Hayes, an African American who eventually rose to the rank of sergeant 1st class, said he had a simple goal when, at 18, he enlisted in the Army in July 1966.

“I wanted to get away and see some action. I wanted to see the world. I wanted to get away from the Bethlehem Steel plant I lived across the street from,” he said of being raised in Lackawanna. "When I was a kid, all I did was go to the library and read about paratroopers. That's what I wanted to be."

'A remarkable record of service'

As a paratrooper with the 101st Airborne Division, Hayes arrived in Vietnam in November 1967. The only action he initially experienced was as a cook. That changed when a white sergeant stepped into his kitchen and, Hayes said,  “belligerently demanded a cup of coffee."

Words were exchanged.

“I told him to get out and the next day I was sent to the front lines as an infantryman in a demolition platoon,” Hayes said, explaining that he believes the sergeant was attempting to punish him. “I was a private at the time and he gave me what I really wanted. I didn’t appreciate how it happened, but that is the way it went in how I got to the infantry.”

Combat nearly cost Hayes his life.

He earned his first Purple Heart on March 14, 1968. A bullet ricocheted off the barrel of his machine gun and ripped through his right leg. During recovery, he said, he requested updates on his unit’s combat actions. He says he felt guilty and threatened to go AWOL if he wasn’t returned to his unit.

Though not completely healed, he said, he was granted permission. Several months later, in August, Hayes and other members of his patrol were helicoptered into an area controlled by the enemy. On the ground, he served as the point man and suffered another leg wound. This time an enemy bullet struck his left leg. That resulted in his second Purple Heart, which came in the form of an oak leaf cluster.

Though he was wounded, he managed to assist another wounded soldier.

A month later, his final Purple Heart oak leaf cluster was earned when shrapnel from a grenade struck the left side of his face, leaving a permanent scar.

"I thought my face was on fire until another soldier helped me to my feet," Hayes recalled.

He was discharged in July 1969. Soon after that, he said, the Army mailed him his medals.

Now, 50 years later, Hayes will be formally honored at 11 a.m. Monday in the presence of his family and friends by Higgins.

The public is welcome to attend, according to Paul J. Marzello Sr., president and chief executive officer of the Naval & Military Park.

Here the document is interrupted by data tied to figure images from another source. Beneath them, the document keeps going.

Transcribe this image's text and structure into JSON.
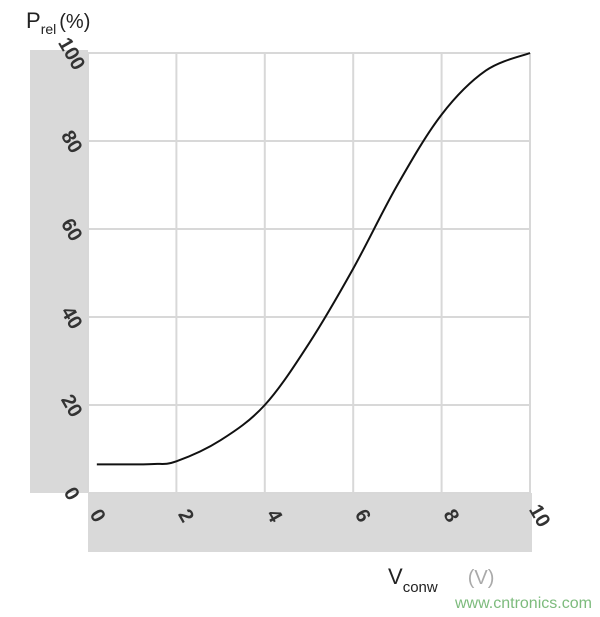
{
  "chart_data": {
    "type": "line",
    "title": "",
    "ylabel": {
      "main": "P",
      "sub": "rel",
      "unit": "(%)"
    },
    "xlabel": {
      "main": "V",
      "sub": "conw",
      "unit": "(V)"
    },
    "xlim": [
      0,
      10
    ],
    "ylim": [
      0,
      100
    ],
    "xticks": [
      "0",
      "2",
      "4",
      "6",
      "8",
      "10"
    ],
    "yticks": [
      "0",
      "20",
      "40",
      "60",
      "80",
      "100"
    ],
    "grid": true,
    "colors": {
      "line": "#111111",
      "grid": "#d8d8d8",
      "band": "#d9d9d9",
      "watermark": "#7dbb7d"
    },
    "series": [
      {
        "x": [
          0.2,
          1,
          1.5,
          2,
          3,
          4,
          5,
          6,
          7,
          8,
          9,
          10
        ],
        "y": [
          6.5,
          6.5,
          6.6,
          7.2,
          12,
          20,
          34,
          51,
          70,
          86,
          96,
          100
        ]
      }
    ]
  },
  "watermark": "www.cntronics.com"
}
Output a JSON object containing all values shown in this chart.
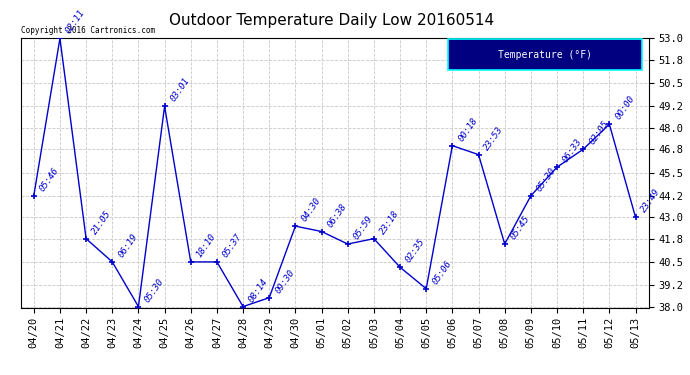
{
  "title": "Outdoor Temperature Daily Low 20160514",
  "copyright_text": "Copyright 2016 Cartronics.com",
  "legend_label": "Temperature (°F)",
  "x_labels": [
    "04/20",
    "04/21",
    "04/22",
    "04/23",
    "04/24",
    "04/25",
    "04/26",
    "04/27",
    "04/28",
    "04/29",
    "04/30",
    "05/01",
    "05/02",
    "05/03",
    "05/04",
    "05/05",
    "05/06",
    "05/07",
    "05/08",
    "05/09",
    "05/10",
    "05/11",
    "05/12",
    "05/13"
  ],
  "y_values": [
    44.2,
    53.0,
    41.8,
    40.5,
    38.0,
    49.2,
    40.5,
    40.5,
    38.0,
    38.5,
    42.5,
    42.2,
    41.5,
    41.8,
    40.2,
    39.0,
    47.0,
    46.5,
    41.5,
    44.2,
    45.8,
    46.8,
    48.2,
    43.0
  ],
  "time_labels": [
    "05:46",
    "02:11",
    "21:05",
    "06:19",
    "05:30",
    "03:01",
    "18:10",
    "05:37",
    "08:14",
    "09:30",
    "04:30",
    "06:38",
    "05:59",
    "23:18",
    "02:35",
    "05:06",
    "00:18",
    "23:53",
    "05:45",
    "05:30",
    "06:33",
    "02:05",
    "00:00",
    "23:49"
  ],
  "ylim_min": 38.0,
  "ylim_max": 53.0,
  "ytick_values": [
    38.0,
    39.2,
    40.5,
    41.8,
    43.0,
    44.2,
    45.5,
    46.8,
    48.0,
    49.2,
    50.5,
    51.8,
    53.0
  ],
  "line_color": "#0000cd",
  "marker_color": "#0000cd",
  "background_color": "#ffffff",
  "plot_bg_color": "#ffffff",
  "grid_color": "#c8c8c8",
  "title_fontsize": 11,
  "tick_fontsize": 7.5,
  "annotation_fontsize": 6.5,
  "legend_bg": "#000080",
  "legend_fg": "#ffffff",
  "legend_border": "#00ffff"
}
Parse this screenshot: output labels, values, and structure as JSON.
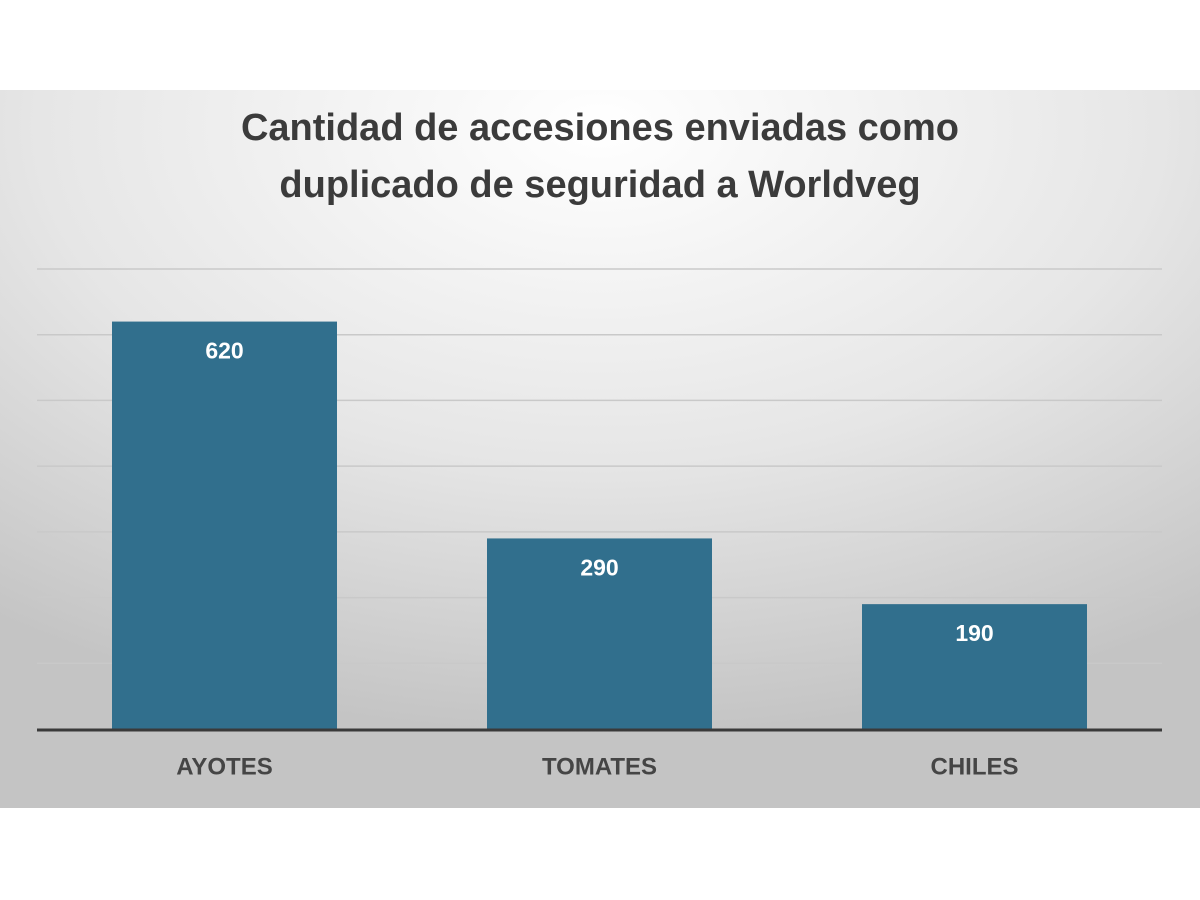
{
  "chart_data": {
    "type": "bar",
    "title": "Cantidad de accesiones enviadas como duplicado de seguridad a Worldveg",
    "categories": [
      "AYOTES",
      "TOMATES",
      "CHILES"
    ],
    "values": [
      620,
      290,
      190
    ],
    "color": "#316f8d",
    "ylim": [
      0,
      700
    ],
    "yticks": [
      0,
      100,
      200,
      300,
      400,
      500,
      600,
      700
    ],
    "grid": true
  }
}
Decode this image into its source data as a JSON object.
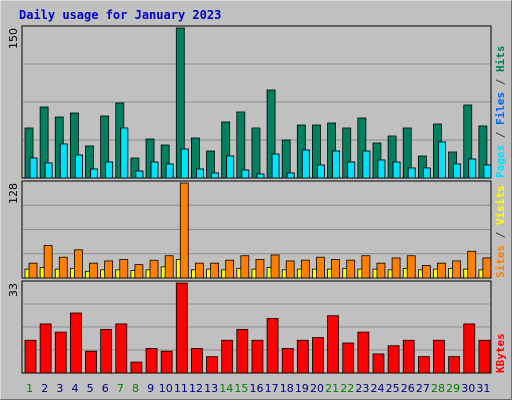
{
  "title": "Daily usage for January 2023",
  "chart_data": {
    "type": "bar",
    "categories": [
      "1",
      "2",
      "3",
      "4",
      "5",
      "6",
      "7",
      "8",
      "9",
      "10",
      "11",
      "12",
      "13",
      "14",
      "15",
      "16",
      "17",
      "18",
      "19",
      "20",
      "21",
      "22",
      "23",
      "24",
      "25",
      "26",
      "27",
      "28",
      "29",
      "30",
      "31"
    ],
    "weekend_days": [
      1,
      7,
      8,
      14,
      15,
      21,
      22,
      28,
      29
    ],
    "colors": {
      "pages": "#00e0ff",
      "files": "#0064ff",
      "hits": "#008060",
      "sites": "#ff8000",
      "visits": "#ffff00",
      "kbytes": "#ff0000",
      "weekday_label": "#000080",
      "weekend_label": "#008000"
    },
    "panels": [
      {
        "ymax_label": "150",
        "ylim": [
          0,
          150
        ],
        "legend_labels": [
          "Pages",
          " / ",
          "Files",
          " / ",
          "Hits"
        ],
        "series": [
          {
            "name": "Hits",
            "values": [
              50,
              71,
              61,
              65,
              32,
              62,
              75,
              20,
              39,
              33,
              150,
              40,
              27,
              56,
              66,
              50,
              88,
              38,
              53,
              53,
              55,
              50,
              60,
              35,
              42,
              50,
              22,
              54,
              26,
              73,
              52
            ]
          },
          {
            "name": "Files",
            "values": [
              20,
              15,
              34,
              23,
              9,
              16,
              50,
              7,
              16,
              14,
              29,
              9,
              5,
              22,
              8,
              4,
              24,
              5,
              28,
              13,
              27,
              16,
              27,
              18,
              16,
              10,
              10,
              36,
              14,
              19,
              13
            ]
          },
          {
            "name": "Pages",
            "values": [
              20,
              15,
              34,
              23,
              9,
              16,
              50,
              7,
              16,
              14,
              29,
              9,
              5,
              22,
              8,
              4,
              24,
              5,
              28,
              13,
              27,
              16,
              27,
              18,
              16,
              10,
              10,
              36,
              14,
              19,
              13
            ]
          }
        ]
      },
      {
        "ymax_label": "128",
        "ylim": [
          0,
          128
        ],
        "legend_labels": [
          "Sites",
          " / ",
          "Visits"
        ],
        "series": [
          {
            "name": "Visits",
            "values": [
              12,
              14,
              12,
              13,
              9,
              11,
              11,
              10,
              11,
              15,
              25,
              11,
              12,
              11,
              13,
              12,
              14,
              11,
              12,
              12,
              12,
              13,
              12,
              12,
              11,
              13,
              11,
              12,
              13,
              12,
              11
            ]
          },
          {
            "name": "Sites",
            "values": [
              20,
              44,
              28,
              38,
              20,
              23,
              25,
              18,
              24,
              30,
              128,
              20,
              20,
              24,
              30,
              25,
              31,
              23,
              24,
              28,
              25,
              24,
              30,
              20,
              27,
              30,
              17,
              20,
              23,
              36,
              27
            ]
          }
        ]
      },
      {
        "ymax_label": "33",
        "ylim": [
          0,
          33
        ],
        "legend_labels": [
          "KBytes"
        ],
        "series": [
          {
            "name": "KBytes",
            "values": [
              12,
              18,
              15,
              22,
              8,
              16,
              18,
              4,
              9,
              8,
              33,
              9,
              6,
              12,
              16,
              12,
              20,
              9,
              12,
              13,
              21,
              11,
              15,
              7,
              10,
              12,
              6,
              12,
              6,
              18,
              12
            ]
          }
        ]
      }
    ]
  }
}
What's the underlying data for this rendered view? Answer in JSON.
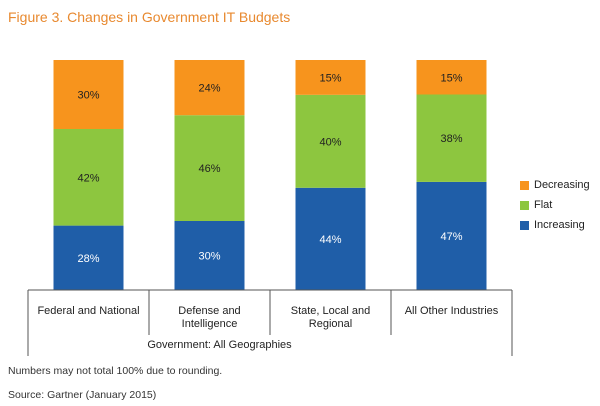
{
  "title": "Figure 3. Changes in Government IT Budgets",
  "footnote": "Numbers may not total 100% due to rounding.",
  "source": "Source: Gartner (January 2015)",
  "colors": {
    "Decreasing": "#f7941d",
    "Flat": "#8dc63f",
    "Increasing": "#1f5ea8",
    "title": "#e8892f"
  },
  "chart_data": {
    "type": "bar",
    "stacked": true,
    "title": "Figure 3. Changes in Government IT Budgets",
    "categories": [
      "Federal and National",
      "Defense and Intelligence",
      "State, Local and Regional",
      "All Other Industries"
    ],
    "category_lines": [
      [
        "Federal and National"
      ],
      [
        "Defense and",
        "Intelligence"
      ],
      [
        "State, Local and",
        "Regional"
      ],
      [
        "All Other Industries"
      ]
    ],
    "group_label": "Government: All Geographies",
    "series": [
      {
        "name": "Increasing",
        "values": [
          28,
          30,
          44,
          47
        ],
        "labels": [
          "28%",
          "30%",
          "44%",
          "47%"
        ]
      },
      {
        "name": "Flat",
        "values": [
          42,
          46,
          40,
          38
        ],
        "labels": [
          "42%",
          "46%",
          "40%",
          "38%"
        ]
      },
      {
        "name": "Decreasing",
        "values": [
          30,
          24,
          15,
          15
        ],
        "labels": [
          "30%",
          "24%",
          "15%",
          "15%"
        ]
      }
    ],
    "legend": [
      "Decreasing",
      "Flat",
      "Increasing"
    ],
    "legend_position": "right",
    "ylim": [
      0,
      100
    ],
    "grid": false
  }
}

“We are happy and proud to recognize Sgt. Hayes, who is a volunteer docent for the park. He’s not only had a remarkable record of service to our country but he enthusiastically shares his experiences and knowledge,” Marzello said. “It doesn’t take long for visitors to recognize the pride and love he has for our country.”

The other local ceremony for Purple Heart recipients is set for 1 p.m. Friday at the Purple Heart Memorial. Higgins will be presenting the medal to several individuals who either never received it, lost it or from whom it was stolen.

As for Dennis Kulczyk, who served as an Army specialist in Vietnam, he and the 49 other Purple Heart recipients from around the country will receive tours of the U.S. Military Academy at West Point. That's in addition to the program at the National Purple Heart Hall of Fame in New Windsor.